「観たかった度○鑑賞後の満足度◎ “これは現実で映画とは違うよ”“現実は夢を忘れた人達の世界よ”(この映画で一番好きなライン)。そう、映画の中では雨の1日で人生や運命が変わる事もある。」レイニーデイ・イン・ニューヨーク もーさんさんの映画レビュー(感想・評価)
観たかった度○鑑賞後の満足度◎ “これは現実で映画とは違うよ”“現実は夢を忘れた人達の世界よ”(この映画で一番好きなライン)。そう、映画の中では雨の1日で人生や運命が変わる事もある。
①ウディ・アレンの演出はもはや匠の領域。初期の頃や最盛期の頃の才気や鋭さ、繊細さは無くなったけれども円熟味は一級の職人技。

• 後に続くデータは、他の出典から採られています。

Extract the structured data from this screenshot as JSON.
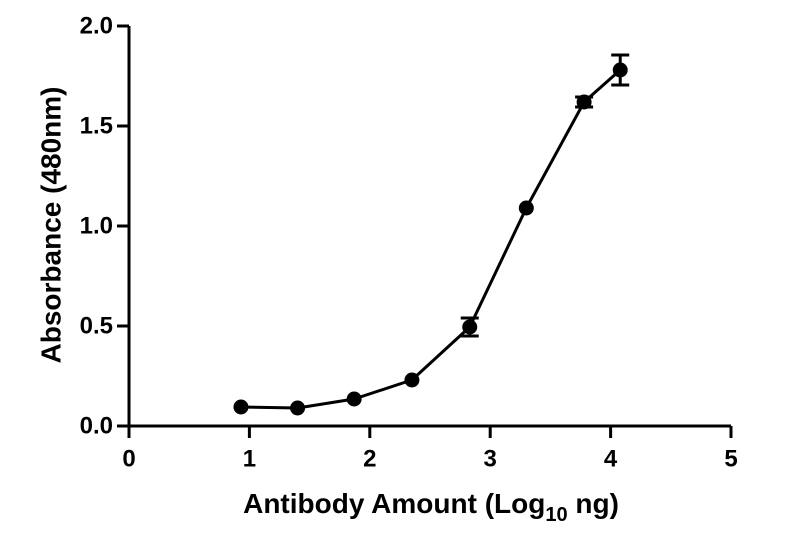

②この頃は『カフェ・ソサイアティ』『女と男の観覧車』そして本作と、再びニューヨークが舞台の映画が続いたが、『アニー・ホール』『マンハッタン』等のニューヨークが舞台の最盛期の映画とはまるで違う。
個人的には、自意識過剰でコンプレックスの塊でそれでもスノッブなインテリの主人公が喋りまくりながら女性を見つめる頃のウディ・アレン映画が好きなのだが、いつの頃からか様々な男女が繰り広げるドラマを俯瞰的に描くようになったウディ・アレン映画も悪くはない。
③あの頃のようなキャラクターは現代の21世紀の世界や映画界では歓迎されないのかもしれない。
この映画でティモシー・シャラメが演じるギャッビーも、経済的には親に頼りながら親に反発し、将来を決められずにフラフラしている青年像の方が現代的なのかもしれない(オッサンの視点だから思いっきり偏見に満ちているのかもしれない)。
④そのギャッビーが苦手の、ハイソ志向・スノッブ志向の母親の過去と何故そういう志向になったのか、を知るシーンがハイライト。
⑤ウディ・アレン映画定番の映画のトリビアを散りばめながら、自分の出自を知ってニューヨークでやり直そうとする青年を描いて、ウディ・アレンは次の世代にニューヨークへの愛を引き継ごうとしているかもしれない。
⑥蛇足:ジュード・ロウの額の禿げ上がり具合にはビックリした(人の事は言えないですが)。
ギャッビーの兄のフィアンセの笑い声には確かに萎えるかも。